Григорий Аросев. Мы разговариваем с вами в 2018 году, но иногда нас охватывает ощущение даже не цикличности истории, а отсутствия какого угодно в чём угодно прогресса, если не наличие регресса — хотя, когда мы начинаем наш диалог, вы находитесь в Новосибирске, куда прилетели из Лондона, я — в итальянском Бриндизи (прилетел из Бонна), где мы оба окажемся на последний репликах, мы не знаем, но живём мы оба на соседних улицах в Берлине. Расстояния в одном измерении исчезают, но с другом, возможно, даже увеличиваются. Мы уезжаем, но мы не уезжаем. Получается, отсутствие возможности покинуть насовсем какое-либо место — признак «нашего времени» (при всей условности этого термина)?

Сергей Невский. Когда я впервые задумался об отъезде из России, а это была весна 1991 года, то всё это так и воспринималось — как разрыв, начало новой жизни и подведение черты под старой. Были пафосные прощальные вечеринки, объятия в Шереметьево и на Белорусском вокзале, откуда уходили поезда в Кёльн, Амстердам или Париж. Коммуникации между двумя мирами не было никакой. В те времена чтобы поговорить с кем-то, живущим, например, во Франции, надо было заказывать разговор через оператора. Когда я впервые поехал на поезде через Варшаву в Дрезден, продавщица билетов в международных кассах на Дмитровке сверяла расписание поездов по огромным книгам, чтобы составить мне маршрут. Для отъезда требовалась выездная виза, а чтобы обменять рубли на разрешённые к провозу двести долларов в единственном банке на Ленинградском шоссе, нужно было три месяца стоять в очереди и отмечаться. Разумеется и в посольствах для получения визы (даже транзитной на двадцать четыре часа, потому что никакого Шенгена не было) тоже нужно было стоять всю ночь. Я помню, как ночевал у немецкого посольства с женщиной- диабетиком, которая делала себе укол, и как ночью пришли жители общежития Университета Дружбы Народов, порвали все списки и устроили альтернативную очередь.

Тем временем в Москве творился полный апокалипсис, русские танки ездили по Риге и Вильнюсу, у населения отжали сбережения, рубль упал в десять раз по официальному курсу и по неофициальному тоже, а улицы Москвы патрулировали армия и ОМОН. Было понятно, что ничем хорошим это не кончится, и массовый отъезд был естественной формой реакции на эти события. Поэтому, когда я уезжал учиться в 1992 году, я, конечно, думал, что уезжаю навсегда, думал строить новую жизнь с нуля и совсем не планировал когда-либо работать в России. Я там и не работал до 2005 года. Где-то с середины девяностых люди стали ездить в обоих направлениях, понятие эмиграции видоизменилось, стало расплывчатым. Появилась практика длительных командировок. А после 2001 года вновь появились беженцы и эмигранты, которым нельзя вернуться, потому что на родине на них завели дело, например. Таких людей в последнее время стало очень много.
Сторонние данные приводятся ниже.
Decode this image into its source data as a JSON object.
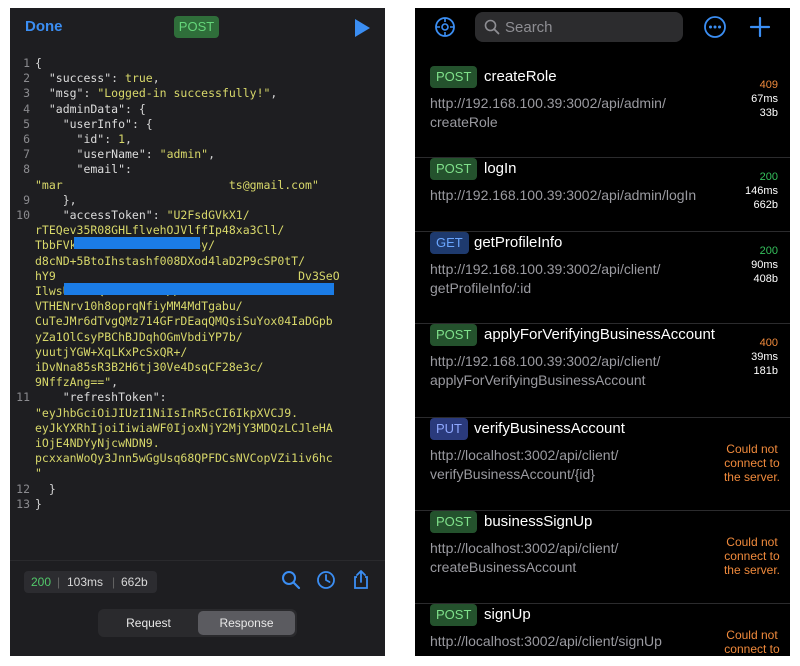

Но я думаю, что на самом деле вы говорите не о физическом переезде и невозможности/возможности физического отъезда, а о некоей ментальной перестройке и вариантах погружения в новую культурную среду. Несколько лет назад мне попался пост в Живом Журнале из серии «Один мой день» — о том, как живущая в окрестностях Мюнхена русская семья собирается на Oktoberfest. Разумеется, дамы были в дирндль, а мужчины в кожаных штанах. Выглядело это довольно устрашающе. Между тем, когда в 1992 году я приехал учиться в Дрезден, бывший тогда столицей контркультуры, моими самыми близкими друзьями в консерватории были студенты-пианисты из Мюнхена, которые осознанно бежали в полуразрушенную Восточную Германию от всего этого великолепия. Эти друзья подарили мне мои первые немецкие книжки: Untergeher Томаса Бернхарда и «Открытие медлительности» (Die Entdeckung der Langsamkeit) Стена Надольны. Между прочим, тогда же, в начале девяностых, я познакомился и со сказками и комиксами Яноша. Позже, когда я переехал в Берлин, самыми обсуждаемыми авторами у моих однокурсников были Арно Шмидт, Хайнер Мюллер и Вольф Вондрачек. Ну а ещё позже, когда стал общаться со своими сверстниками в Берлине, к ним добавились проза Айнара Шлеефа, которую я полюбил на всю жизнь, тексты Марселя Байера и Михаэля Лентца, — с последним я даже дважды работал вместе. После резиденции в Италии к ним добавились стихи Герда Петера Айгнера, с которым я там подружился, и проза Хуберта Фихте. Таким образом, главная моя интеграция в немецкую жизнь произошла через труднопереводимую немецкую литературу. Я очень люблю немецкий язык, с удовольствием пишу и говорю на нём, и очень жалею, что русское ухо часто не чувствует его прелести. Но я не могу сказать, что я совершенно вписался в местный ландшафт, когда приходится заполнять какую-нибудь налоговую декларацию, я особенно остро это чувствую.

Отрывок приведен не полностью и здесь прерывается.